Thursday, October 22, 2009

Doing The Days 2: Transition

I’ve really wanted to finish Andrew Harvey’s book “The Hope” and maybe write a real review of it. I promised myself one, more or less, when I began it. I was highly hopeful. So far it’s been good in that way I was anxious for it to be. It’s got a lot of Andrew Harvey in it. But other things break in like the smell of Earl Grey tea. Like grief. I guess I’m not quite done with either of them yet.

I’m fully stuck on my old-friend book “Early Morning,” now, but before that it was "The Dialogues," and then the feeling of needing to read a snippet or two of Elizabeth Lesser’s “Broken Open.” Today I remembered that I wanted that book for hearing Elizabeth say on the radio that she loves grief. It came back to me in that same way grief-related things have been doing. The last few days.

The last few days.

When I put down Andrew Harvey’s book he was talking about suicide, a sort of living grief that makes you want to die, and the danger it can be to the activists who come to know too much about suffering. It’s one of the reasons he chose to add “sacred” to activism – the idea of being really grounded in the sacred before you take on too much. If you take on too much without that grounding you can grow bitter, angry, despondent, or just plain hurt too much to go on.

The thing is, when a wave of grief hits you almost three years later, about a year-and-a-half after everything started to feel less raw and tender, you wonder more about it and if it has something to do with the present.

You wonder, What’s going on inside of me?

That kind of question can get too heady, almost like a means of escape from feeling what you feel. “Let’s root out the source. Let’s understand it and be done with it.”

Maybe I’ve already done some of that. Maybe I’ve said enough or too much. It feels gentle though, and I say that because of a letter I got today: a Course of Love reader asking me how you know. How do you know your feelings as they are? Without thinking about them? I said, in that way that surprises me sometimes, (as if I’ve found the right thing to say by accident), that you can tell by the gentleness.

A feeling like grief can feel awful and still be gentle…even when you’re thinking about it.

So I’m re-visiting grief. Or it's re-visiting me. Gently. That’s what I’ll say. We're sharing a visit. And I’m aware that we're visiting for a reason. I don’t know what it is, (even though I’ve had some clues) but I’ll accept that I don’t know.
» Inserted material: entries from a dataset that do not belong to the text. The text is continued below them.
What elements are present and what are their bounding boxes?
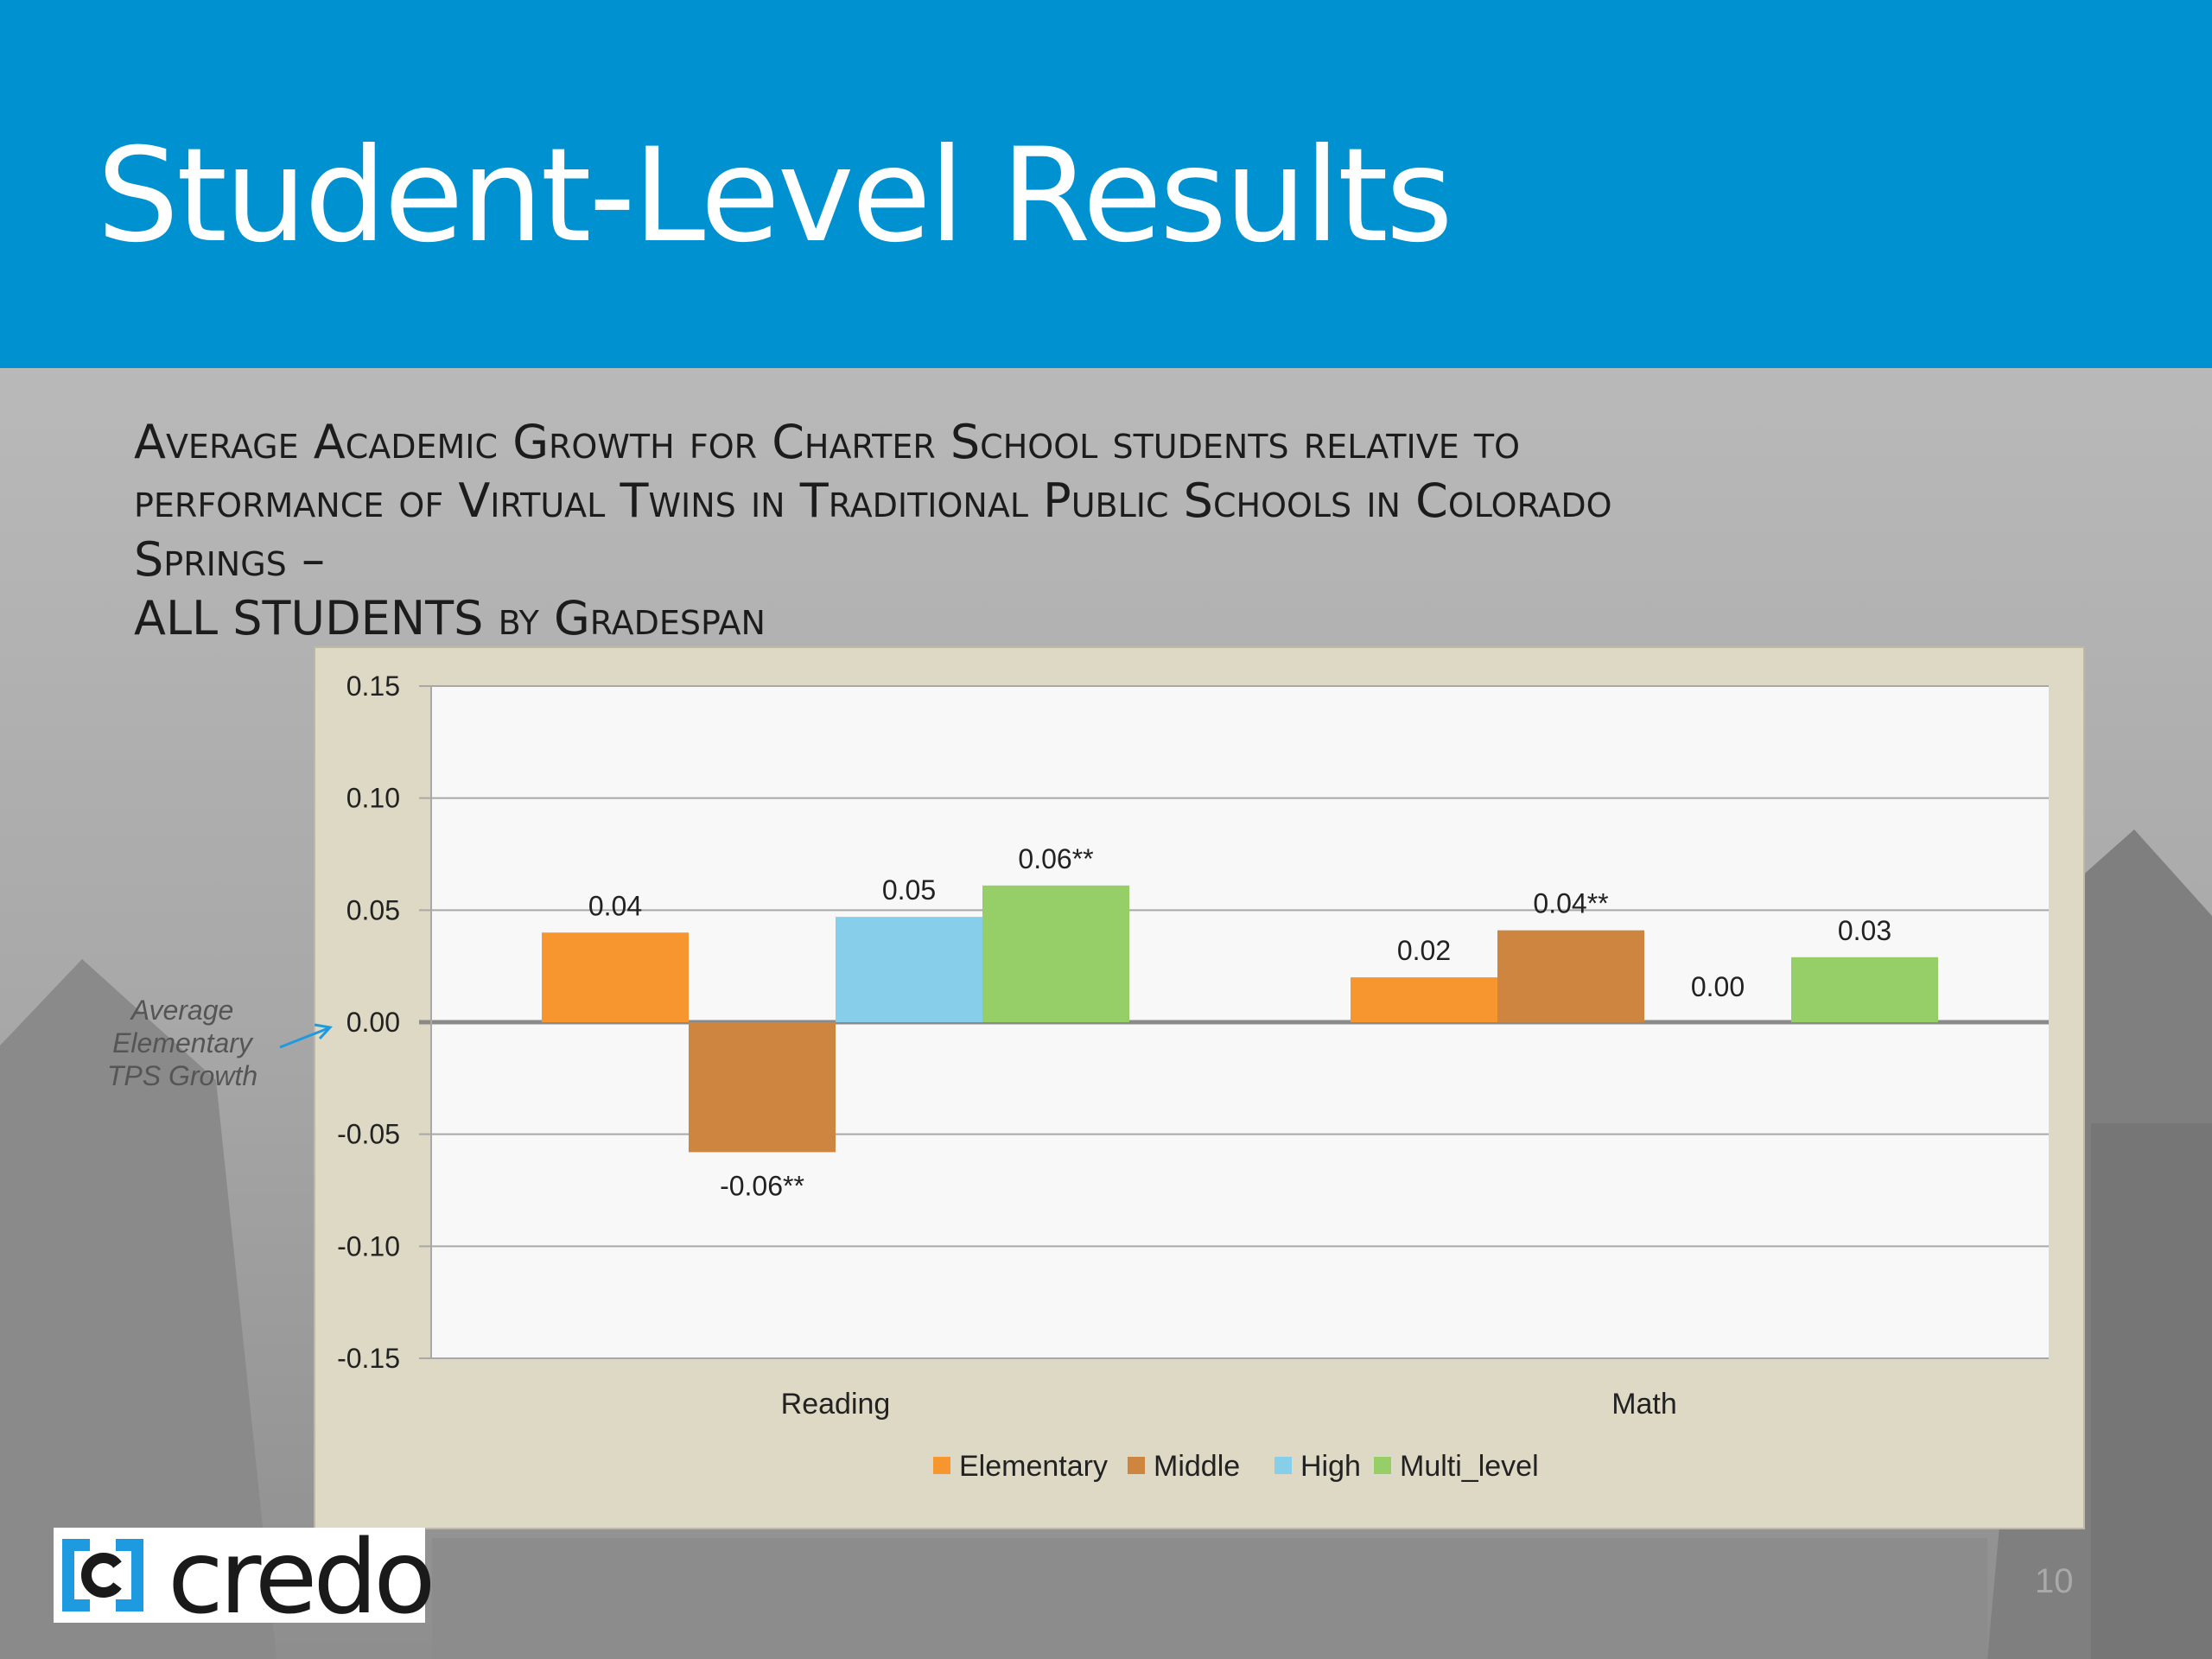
y-tick-label: 0.15 bbox=[346, 671, 400, 702]
legend-label: High bbox=[1300, 1450, 1361, 1483]
x-category-label: Math bbox=[1611, 1388, 1677, 1421]
subtitle-line: Springs – bbox=[134, 532, 325, 587]
annotation-line: Elementary bbox=[112, 1027, 252, 1058]
bar-middle bbox=[1497, 930, 1644, 1022]
annotation-line: Average bbox=[130, 995, 234, 1026]
chart-subtitle: Average Academic Growth for Charter Scho… bbox=[134, 413, 2035, 648]
bar-multi_level bbox=[982, 885, 1129, 1022]
y-tick-label: -0.15 bbox=[337, 1343, 400, 1374]
legend-swatch-multi_level bbox=[1374, 1457, 1391, 1474]
data-label: 0.02 bbox=[1397, 935, 1451, 966]
data-label: 0.04** bbox=[1533, 888, 1608, 919]
logo-text: credo bbox=[168, 1517, 435, 1637]
page-number: 10 bbox=[2035, 1562, 2074, 1600]
title-bar: Student-Level Results bbox=[0, 0, 2212, 368]
legend-swatch-middle bbox=[1128, 1457, 1145, 1474]
bar-elementary bbox=[542, 932, 689, 1022]
y-tick-label: 0.00 bbox=[346, 1007, 400, 1038]
data-label: 0.06** bbox=[1018, 843, 1093, 874]
y-tick-label: -0.05 bbox=[337, 1119, 400, 1150]
slide-title: Student-Level Results bbox=[97, 121, 1453, 271]
bar-chart: 0.15 0.10 0.05 0.00 -0.05 -0.10 -0.15 0.04 -0.06… bbox=[337, 671, 2049, 1483]
annotation-arrow-icon bbox=[279, 1023, 333, 1049]
tps-growth-annotation: Average Elementary TPS Growth bbox=[83, 994, 282, 1092]
x-category-label: Reading bbox=[781, 1388, 891, 1421]
annotation-line: TPS Growth bbox=[106, 1060, 258, 1091]
data-label: 0.00 bbox=[1691, 971, 1745, 1002]
subtitle-line: ALL STUDENTS by Gradespan bbox=[134, 591, 766, 645]
credo-logo: credo bbox=[54, 1517, 435, 1637]
data-label: 0.05 bbox=[882, 874, 936, 906]
bar-elementary bbox=[1351, 977, 1497, 1022]
chart-frame: 0.15 0.10 0.05 0.00 -0.05 -0.10 -0.15 0.04 -0.06… bbox=[314, 646, 2085, 1529]
y-tick-label: -0.10 bbox=[337, 1230, 400, 1262]
data-label: 0.03 bbox=[1838, 915, 1891, 946]
legend-swatch-elementary bbox=[933, 1457, 950, 1474]
bar-multi_level bbox=[1791, 957, 1938, 1022]
y-tick-label: 0.05 bbox=[346, 894, 400, 925]
data-label: -0.06** bbox=[720, 1170, 804, 1201]
subtitle-line: performance of Virtual Twins in Traditio… bbox=[134, 474, 1612, 528]
bar-middle bbox=[689, 1022, 836, 1153]
bar-high bbox=[836, 917, 982, 1022]
legend-label: Middle bbox=[1154, 1450, 1240, 1483]
legend-swatch-high bbox=[1274, 1457, 1292, 1474]
data-label: 0.04 bbox=[588, 890, 642, 921]
y-tick-label: 0.10 bbox=[346, 783, 400, 814]
legend-label: Elementary bbox=[959, 1450, 1108, 1483]
logo-bracket-icon bbox=[62, 1539, 143, 1611]
legend-label: Multi_level bbox=[1400, 1450, 1539, 1483]
subtitle-line: Average Academic Growth for Charter Scho… bbox=[134, 415, 1521, 469]
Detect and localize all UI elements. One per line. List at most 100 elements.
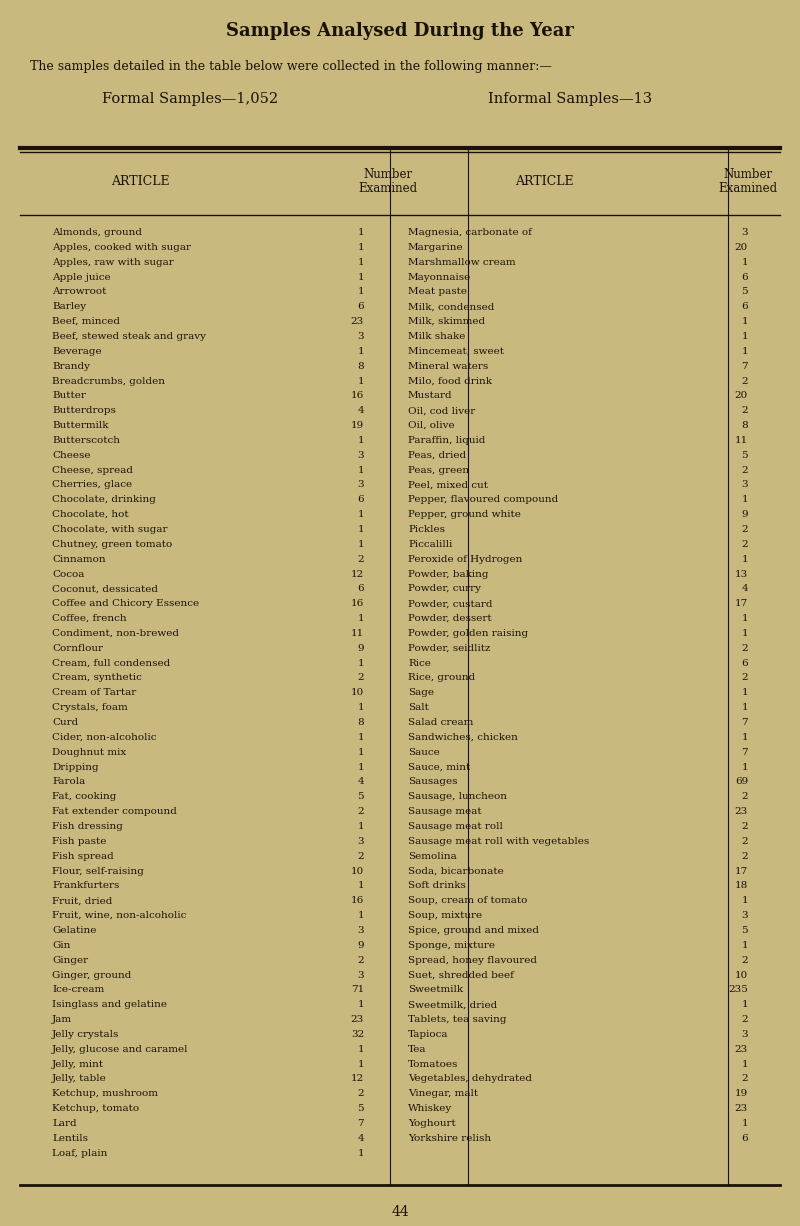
Text: 16: 16 bbox=[350, 896, 364, 905]
Text: Jelly, table: Jelly, table bbox=[52, 1074, 106, 1084]
Text: 9: 9 bbox=[742, 510, 748, 519]
Text: Cocoa: Cocoa bbox=[52, 570, 84, 579]
Text: 1: 1 bbox=[358, 881, 364, 890]
Text: Marshmallow cream: Marshmallow cream bbox=[408, 257, 516, 267]
Text: 2: 2 bbox=[742, 539, 748, 549]
Text: 1: 1 bbox=[358, 1149, 364, 1157]
Text: Salt: Salt bbox=[408, 704, 429, 712]
Text: Milk, skimmed: Milk, skimmed bbox=[408, 318, 485, 326]
Text: 2: 2 bbox=[742, 525, 748, 535]
Text: Fat, cooking: Fat, cooking bbox=[52, 792, 116, 802]
Text: 1: 1 bbox=[358, 821, 364, 831]
Text: Peel, mixed cut: Peel, mixed cut bbox=[408, 481, 488, 489]
Text: Doughnut mix: Doughnut mix bbox=[52, 748, 126, 756]
Text: 1: 1 bbox=[742, 257, 748, 267]
Text: Cornflour: Cornflour bbox=[52, 644, 103, 652]
Text: 10: 10 bbox=[350, 867, 364, 875]
Text: Gin: Gin bbox=[52, 940, 70, 950]
Text: 2: 2 bbox=[742, 466, 748, 474]
Text: Buttermilk: Buttermilk bbox=[52, 421, 109, 430]
Text: 44: 44 bbox=[391, 1205, 409, 1219]
Text: Tablets, tea saving: Tablets, tea saving bbox=[408, 1015, 506, 1024]
Text: 71: 71 bbox=[350, 986, 364, 994]
Text: 1: 1 bbox=[358, 1045, 364, 1054]
Text: 2: 2 bbox=[742, 852, 748, 861]
Text: 6: 6 bbox=[742, 303, 748, 311]
Text: 17: 17 bbox=[734, 600, 748, 608]
Text: 235: 235 bbox=[728, 986, 748, 994]
Text: 3: 3 bbox=[742, 228, 748, 237]
Text: Soup, mixture: Soup, mixture bbox=[408, 911, 482, 920]
Text: Sausage meat roll with vegetables: Sausage meat roll with vegetables bbox=[408, 837, 590, 846]
Text: 1: 1 bbox=[742, 940, 748, 950]
Text: Informal Samples—13: Informal Samples—13 bbox=[488, 92, 652, 105]
Text: 1: 1 bbox=[358, 272, 364, 282]
Text: 3: 3 bbox=[358, 451, 364, 460]
Text: Apples, raw with sugar: Apples, raw with sugar bbox=[52, 257, 174, 267]
Text: 3: 3 bbox=[358, 481, 364, 489]
Text: Cider, non-alcoholic: Cider, non-alcoholic bbox=[52, 733, 157, 742]
Text: Sauce, mint: Sauce, mint bbox=[408, 763, 470, 771]
Text: Magnesia, carbonate of: Magnesia, carbonate of bbox=[408, 228, 532, 237]
Text: 1: 1 bbox=[358, 436, 364, 445]
Text: 2: 2 bbox=[742, 955, 748, 965]
Text: 3: 3 bbox=[742, 481, 748, 489]
Text: 6: 6 bbox=[358, 303, 364, 311]
Text: Oil, cod liver: Oil, cod liver bbox=[408, 406, 475, 416]
Text: 8: 8 bbox=[358, 362, 364, 370]
Text: Ketchup, mushroom: Ketchup, mushroom bbox=[52, 1089, 158, 1098]
Text: 3: 3 bbox=[358, 332, 364, 341]
Text: 2: 2 bbox=[742, 837, 748, 846]
Text: Sausage, luncheon: Sausage, luncheon bbox=[408, 792, 507, 802]
Text: Arrowroot: Arrowroot bbox=[52, 287, 106, 297]
Text: Crystals, foam: Crystals, foam bbox=[52, 704, 128, 712]
Text: 2: 2 bbox=[742, 792, 748, 802]
Text: Coffee, french: Coffee, french bbox=[52, 614, 126, 623]
Text: Powder, custard: Powder, custard bbox=[408, 600, 493, 608]
Text: Piccalilli: Piccalilli bbox=[408, 539, 452, 549]
Text: Spread, honey flavoured: Spread, honey flavoured bbox=[408, 955, 537, 965]
Text: 1: 1 bbox=[742, 1059, 748, 1069]
Text: Semolina: Semolina bbox=[408, 852, 457, 861]
Text: Mineral waters: Mineral waters bbox=[408, 362, 488, 370]
Text: Lard: Lard bbox=[52, 1119, 77, 1128]
Text: 2: 2 bbox=[358, 673, 364, 683]
Text: 5: 5 bbox=[358, 1105, 364, 1113]
Text: 2: 2 bbox=[358, 807, 364, 817]
Text: Fish spread: Fish spread bbox=[52, 852, 114, 861]
Text: 1: 1 bbox=[358, 733, 364, 742]
Text: 23: 23 bbox=[734, 807, 748, 817]
Text: Powder, curry: Powder, curry bbox=[408, 585, 481, 593]
Text: Powder, baking: Powder, baking bbox=[408, 570, 489, 579]
Text: 1: 1 bbox=[358, 510, 364, 519]
Text: Almonds, ground: Almonds, ground bbox=[52, 228, 142, 237]
Text: 1: 1 bbox=[742, 629, 748, 638]
Text: 2: 2 bbox=[358, 852, 364, 861]
Text: 1: 1 bbox=[742, 688, 748, 698]
Text: 8: 8 bbox=[742, 421, 748, 430]
Text: 1: 1 bbox=[742, 318, 748, 326]
Text: 9: 9 bbox=[358, 644, 364, 652]
Text: Butterscotch: Butterscotch bbox=[52, 436, 120, 445]
Text: Number
Examined: Number Examined bbox=[358, 168, 418, 195]
Text: Paraffin, liquid: Paraffin, liquid bbox=[408, 436, 486, 445]
Text: Mustard: Mustard bbox=[408, 391, 453, 401]
Text: Sandwiches, chicken: Sandwiches, chicken bbox=[408, 733, 518, 742]
Text: Condiment, non-brewed: Condiment, non-brewed bbox=[52, 629, 179, 638]
Text: 1: 1 bbox=[358, 1059, 364, 1069]
Text: Powder, dessert: Powder, dessert bbox=[408, 614, 492, 623]
Text: 4: 4 bbox=[358, 777, 364, 786]
Text: 18: 18 bbox=[734, 881, 748, 890]
Text: Chocolate, drinking: Chocolate, drinking bbox=[52, 495, 156, 504]
Text: Sausage meat roll: Sausage meat roll bbox=[408, 821, 503, 831]
Text: 16: 16 bbox=[350, 600, 364, 608]
Text: 1: 1 bbox=[742, 1000, 748, 1009]
Text: Samples Analysed During the Year: Samples Analysed During the Year bbox=[226, 22, 574, 40]
Text: Chocolate, with sugar: Chocolate, with sugar bbox=[52, 525, 167, 535]
Text: 9: 9 bbox=[358, 940, 364, 950]
Text: 7: 7 bbox=[742, 748, 748, 756]
Text: 1: 1 bbox=[358, 228, 364, 237]
Text: Tapioca: Tapioca bbox=[408, 1030, 449, 1038]
Text: Cream, full condensed: Cream, full condensed bbox=[52, 658, 170, 668]
Text: 1: 1 bbox=[358, 704, 364, 712]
I hope the grief doesn’t have anything to do with the fights I’ve had with my daughter the last few days, but it might. How do you know (when you don’t know)?

We suffered a loss the other day because of our general financial situation. Our finances seem all intertwined and that gets to you for one thing. But a loss is a loss. My husband, with more Course of Love-like language than me, says it’s no loss. My daughter doesn’t see it as much of one either. Me, the perennial worrier – the “spiritual” person who shouldn’t be this way – is feeling the losses.

Transition

So tonight “The Dialogues” joins the list of signs (or whatever they are). Doing another day of the 40 Days, what do I notice? All the talk about transition.

At this point, all I can say is that “transition” sounds a lot better than change and loss. We go through what we go through for bigger reasons than appear to be. This much I know.

1 comment:

  1. Dear Mari,

    It means so much to me to read your blogs. This one, the one that focuses on gentleness in "A Course of Love," seems to epitomize what I saw in you at the coffeehouse several years ago (in Minnesota).

    May your days go well and go in gentleness.